Symbolic algebraic expressions

8.12

Symbolic algebraic expressions🔗ℹ

Johannes Tax

package: symalg

This library provides functions to parse and manipulate symbolic algebraic expressions. These expression can be constants, variables, arithmetic operations and exponentiations. Additionally trigonometric functions and logarithms are supported.

1 Example🔗ℹ

> (define expr (parse-infix "3*x^2 - 4*x + cos(x)"))
> (define expr-deriv (simplify
                       (differentiate expr)))
> expr-deriv
(add
(list
  (num -4)
  (mul (list (num 6) (sym 'x)))
  (mul (list (num -1) (sin_ (sym 'x))))))
> (infix expr-deriv)
"-4 + 6 * x + -1 * sin(x)"
> (sexpr expr-deriv)
'(+ -4 (* 6 x) (* -1 (sin x)))
> (latex expr-deriv)
"-4 + 6 x -\\sin(x)"
> (define f (evaluate expr-deriv))
> (f 3)
13.858879991940134

2 API Reference🔗ℹ

procedure
(parse-sexpr s) → symalg-expr?
s : any/c

Parses an s-expression and returns a corresponding symbolic algebraic expression. s can be an expression expr of the following form:

expr :

number?

| symbol?

| e

| pi

| (+ expr ...+)

| (- expr ...+)

| (* expr ...+)

| (/ expr expr)

| (expt expr expr)

| (log expr expr)

| (sin expr)

| (cos expr)

| (tan expr)

procedure
(parse-infix s) → symalg-expr?
s : string?

Parses a string containing an infix expression and returns a corresponding symbolic algebraic expression.
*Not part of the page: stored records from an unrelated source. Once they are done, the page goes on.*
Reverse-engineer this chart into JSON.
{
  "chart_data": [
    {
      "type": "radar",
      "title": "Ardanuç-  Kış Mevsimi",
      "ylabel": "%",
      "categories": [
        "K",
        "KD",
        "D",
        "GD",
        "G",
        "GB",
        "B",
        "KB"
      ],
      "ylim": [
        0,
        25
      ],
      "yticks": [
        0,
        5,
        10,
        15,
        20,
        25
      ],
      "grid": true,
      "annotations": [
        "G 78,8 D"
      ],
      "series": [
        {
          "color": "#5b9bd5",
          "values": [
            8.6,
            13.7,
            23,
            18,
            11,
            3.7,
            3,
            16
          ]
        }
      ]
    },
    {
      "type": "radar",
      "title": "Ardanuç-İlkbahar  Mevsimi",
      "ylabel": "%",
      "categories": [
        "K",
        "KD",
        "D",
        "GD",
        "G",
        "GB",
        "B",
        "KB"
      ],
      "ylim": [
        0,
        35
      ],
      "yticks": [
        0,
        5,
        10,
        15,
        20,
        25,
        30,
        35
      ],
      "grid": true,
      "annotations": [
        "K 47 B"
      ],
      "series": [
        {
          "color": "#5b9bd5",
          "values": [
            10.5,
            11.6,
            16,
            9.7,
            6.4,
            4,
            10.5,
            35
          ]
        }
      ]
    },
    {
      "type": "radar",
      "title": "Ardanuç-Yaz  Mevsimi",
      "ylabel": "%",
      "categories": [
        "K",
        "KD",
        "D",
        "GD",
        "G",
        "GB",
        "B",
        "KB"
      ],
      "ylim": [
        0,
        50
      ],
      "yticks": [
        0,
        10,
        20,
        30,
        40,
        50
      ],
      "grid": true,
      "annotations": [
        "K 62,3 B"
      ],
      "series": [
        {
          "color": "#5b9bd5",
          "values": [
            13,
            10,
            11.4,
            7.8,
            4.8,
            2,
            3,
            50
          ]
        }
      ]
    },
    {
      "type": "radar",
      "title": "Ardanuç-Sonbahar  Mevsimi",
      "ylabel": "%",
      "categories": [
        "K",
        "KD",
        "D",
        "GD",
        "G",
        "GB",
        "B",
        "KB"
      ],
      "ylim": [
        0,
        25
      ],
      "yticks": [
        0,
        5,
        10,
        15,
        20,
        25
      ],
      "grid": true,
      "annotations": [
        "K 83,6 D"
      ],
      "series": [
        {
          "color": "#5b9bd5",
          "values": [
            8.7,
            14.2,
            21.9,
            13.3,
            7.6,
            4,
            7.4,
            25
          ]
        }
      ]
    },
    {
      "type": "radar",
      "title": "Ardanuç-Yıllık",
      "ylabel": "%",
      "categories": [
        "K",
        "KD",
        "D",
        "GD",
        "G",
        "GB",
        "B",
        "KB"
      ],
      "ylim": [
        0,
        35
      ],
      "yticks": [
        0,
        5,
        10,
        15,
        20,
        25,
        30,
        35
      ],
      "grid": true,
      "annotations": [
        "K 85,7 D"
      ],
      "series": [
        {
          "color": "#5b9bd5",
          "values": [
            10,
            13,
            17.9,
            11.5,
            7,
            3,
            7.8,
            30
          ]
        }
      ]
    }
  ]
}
An infix expression can be an expression expr of the following form:

expr :

number?

| symbol?

| e

| pi

| (expr)

| expr + expr

| expr - expr

| expr * expr

| expr / expr

| expr ^ expr

| log(expr, expr)

| sin(expr)

| cos(expr)

| tan(expr)

procedure
(symalg-expr? e) → boolean?
e : any/c

This predicate checks, if the argument denotes a symbolic algebraic expression that can be processed by the functions below.

procedure
(simplify e) → symalg-expr?
e : symalg-expr?

Returns a simplified form of e. Simplification is mostly based on Joel S. Cohen’s Computer Algebra and Symbolic Computation.

Some examples:

> (infix (simplify (parse-infix "x+x")))
"2 * x"
> (infix (simplify (parse-infix "x^0")))
"1"
> (infix (simplify (parse-infix "2*x^2 + 4*x^2 + 5 - 6")))
"-1 + 6 * (x)^(2)"
> (infix (simplify (parse-infix "2*x^2 / x")))
"2 * x"
> (infix (simplify (parse-infix "2^x^4")))
"(2)^(4 * x)"

procedure
(differentiate e) → symalg-expr?
e : symalg-expr?

The function differentiate computes the first derivation of a given symbolic algebraic expression.

Take into account that the resulting expression is not simplified automatically, a further call to simplify is necessary to bring it into a canonical form:

> (define expr (parse-infix "2*x^2 - x"))
> (infix (differentiate expr))
"(x)^(2) * 1 * 2 * (x)^(-1) + 0 * log(x) * 2 + (x)^(2) * 0 + 1 * -1 + x * 0"
> (infix (simplify (differentiate expr)))
"-1 + 4 * x"

procedure
(evaluate e) → (f number? ...+)
e : symalg-expr?

Returns a function that evaluates the given symbolic algebraic expression. Parameters of the returned function are bound to variables (unbound symbols) of the symbolic algebraic expression in alphabetical order.

procedure
(infix e) → string?
e : symalg-expr?

Returns the infix representation of a symbolic algebraic expression.

procedure
(latex e) → string?
e : symalg-expr?

Returns the LaTeX math mode representation of a symbolic algebraic expression.

procedure
(sexpr e) → any/c
e : symalg-expr?

Returns the s-expression representation of a symbolic algebraic expression.